17. The process according to claim 4, wherein the aqueous phase, the lipid phase, or the aqueous and the lipid phase comprise polar lipids, in particular phospholipids in an amount of 0.5 to 20 wt. % based on total lipid of the composition.

18. The process according to claim 4, wherein the aqueous phase further comprises lactose.

Description

(1) The figures show:

(2) FIG. 1 shows a flow scheme of a process of the present invention, wherein comp. is short for components and panels with solid lines represent the aqueous phase, panels with double lines represent the lipid phase and panels with bold lines represent the mixture, i. e. the emulsion of both phases and

(3) FIG. 2 shows the particle size distribution of various preparations obtained after subjecting them to a rotary atomization system.

EXAMPLE

(4) An infant formula was prepared being a powder comprising per kg final product about 4800 kcal, about 247 g lipid, about 540 g digestible carbohydrates, about 41 g non-digestible oligosaccharides and about 97 g protein. The composition was prepared using butter milk serum powder enriched in milk phospholipids, a vegetable oil blend (fat), demineralised whey powder (protein), lactose, and non-digestible oligosaccharides. Also vitamins, minerals, trace elements as known in the art were used.

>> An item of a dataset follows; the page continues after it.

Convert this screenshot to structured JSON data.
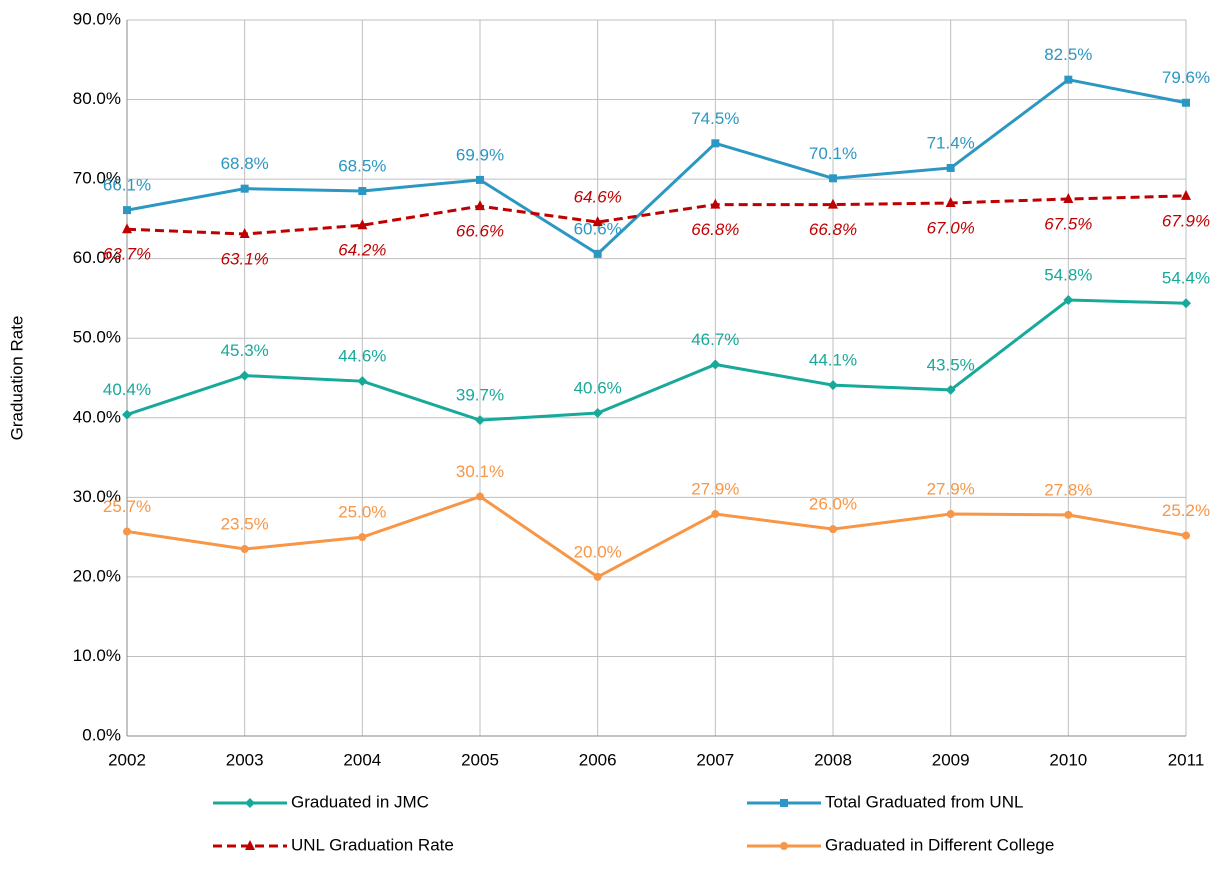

(5) The amount of butter milk serum powder was such that 1.62 wt. % phospholipids based on total lipids were present in the final composition.

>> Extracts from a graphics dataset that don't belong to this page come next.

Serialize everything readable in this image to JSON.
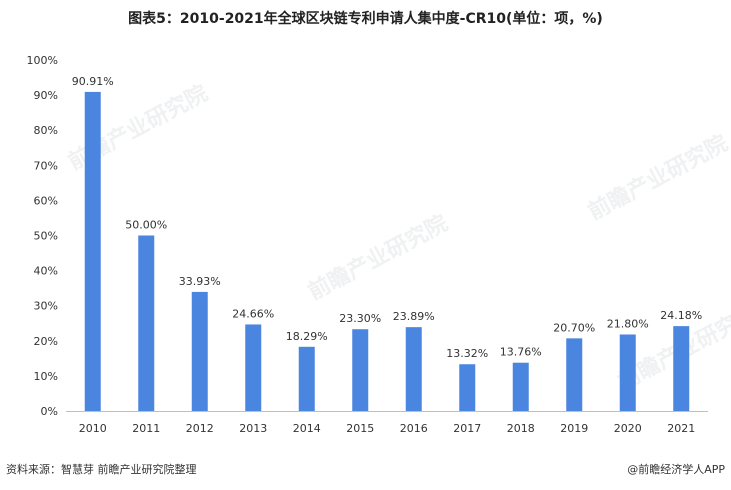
{
  "title": "图表5：2010-2021年全球区块链专利申请人集中度-CR10(单位：项，%)",
  "source": "资料来源：智慧芽 前瞻产业研究院整理",
  "brand": "@前瞻经济学人APP",
  "watermark": "前瞻产业研究院",
  "colors": {
    "bar": "#4a86e0",
    "axis": "#bfbfbf",
    "text": "#333333"
  },
  "chart_data": {
    "type": "bar",
    "categories": [
      "2010",
      "2011",
      "2012",
      "2013",
      "2014",
      "2015",
      "2016",
      "2017",
      "2018",
      "2019",
      "2020",
      "2021"
    ],
    "values": [
      90.91,
      50.0,
      33.93,
      24.66,
      18.29,
      23.3,
      23.89,
      13.32,
      13.76,
      20.7,
      21.8,
      24.18
    ],
    "data_labels": [
      "90.91%",
      "50.00%",
      "33.93%",
      "24.66%",
      "18.29%",
      "23.30%",
      "23.89%",
      "13.32%",
      "13.76%",
      "20.70%",
      "21.80%",
      "24.18%"
    ],
    "y_ticks": [
      "0%",
      "10%",
      "20%",
      "30%",
      "40%",
      "50%",
      "60%",
      "70%",
      "80%",
      "90%",
      "100%"
    ],
    "ylim": [
      0,
      100
    ],
    "grid": false,
    "legend": "none"
  }
}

(6) An aqueous phase, comprising the butter milk powder, protein and digestible carbohydrates and the other ingredients, except the fat and fat soluble vitamins, was prepared as known in the art and heat treated to prevent bacterial contamination, namely by an Ultra High Temperature (UHT) treatment, as known in the art, after which an evaporation step was applied. The dry matter content of the aqueous phase was between 30 to 48 wt. % after the evaporation step. The mixture was heated to 50° C.

(7) A fat phase was prepared as known in the art. The vegetable oil blend was also heated to 50° C. and added to the water phase in a w/w ratio of between 15 to 30 by injection and a centrifugal booster pump. The total solid content of the fat and aqueous phase mixture was between 40 and 60 wt %.

(8) Accordingly, the aqueous and fat phase were fed into the inline mixer (Ystral Z80) comprising one mixing head. The rotor stator design of the inline mixer had 3 rows of teeth. The aqueous and fat phase were mixed with a tip speed of 20 to 50 m/s (resulting in a low shear rate 25 s.sup.−1) in order to emulsify the lipid phase into the aqueous phase and thereafter pumped with a positive displacement pump, a mono pump, with a pressure of about 8 bar to the heater.

(9) The oil in water mixture was subsequently fed via the concentrate heater to the spray dryer, driven by the pump used downstream of the inline mixer (FIG. 1).

(10) The emulsion was atomized with a low shear atomization system employing a wheel atomizer in a NIRO-25 spray dryer and dried with the inlet temperature of the drying gas being 175° C. or 193° C.

(11) Atomization was performed with a rotary atomizer with different settings. The setting variations were dryer inlet temperature and rotational speed of the rotary atomizer.

(12) The size of the lipid globules in the final powder, after reconstitution with water, was measured with a Mastersizer 2000 (Malvern Instruments, Malvern UK). About 60% of the lipid globules based on lipid volume had a diameter from 2 and 12 μm.

(13) Settings were according to the following overview of the table and after measurement a corresponding mode diameter based on volume of lipid globules was found.

(14) TABLE-US-00001 TABLE 1 Tip Wheel Volume-weighted Sample speed speed Dryer inlet Mode diameter code (m/s) (rpm) temp. (μm) Setting 1 - 14.9 90 m/s 14000 High 3.143 product (193° C.) Setting 2 - 14.10 70 m/s 11000 High 3.645 product (193° C.) Setting 3 - 14.11 90 m/s 14000 Low (175) 3.361 product

(15) After reconstitution the particle size distribution given in FIG. 2 was found.

(16) All settings resulted in lipid droplets with a volume-weighted mode diameter of more than 1 μm, in particular from 2 to 5, in particular 3 to 4 μm.

(17) The example shows that using a wheel atomizer in a spray dryer can produce a powder which has a desired, natural-like mode diameter based on volume of lipid globules after reconstitution of the powder with water.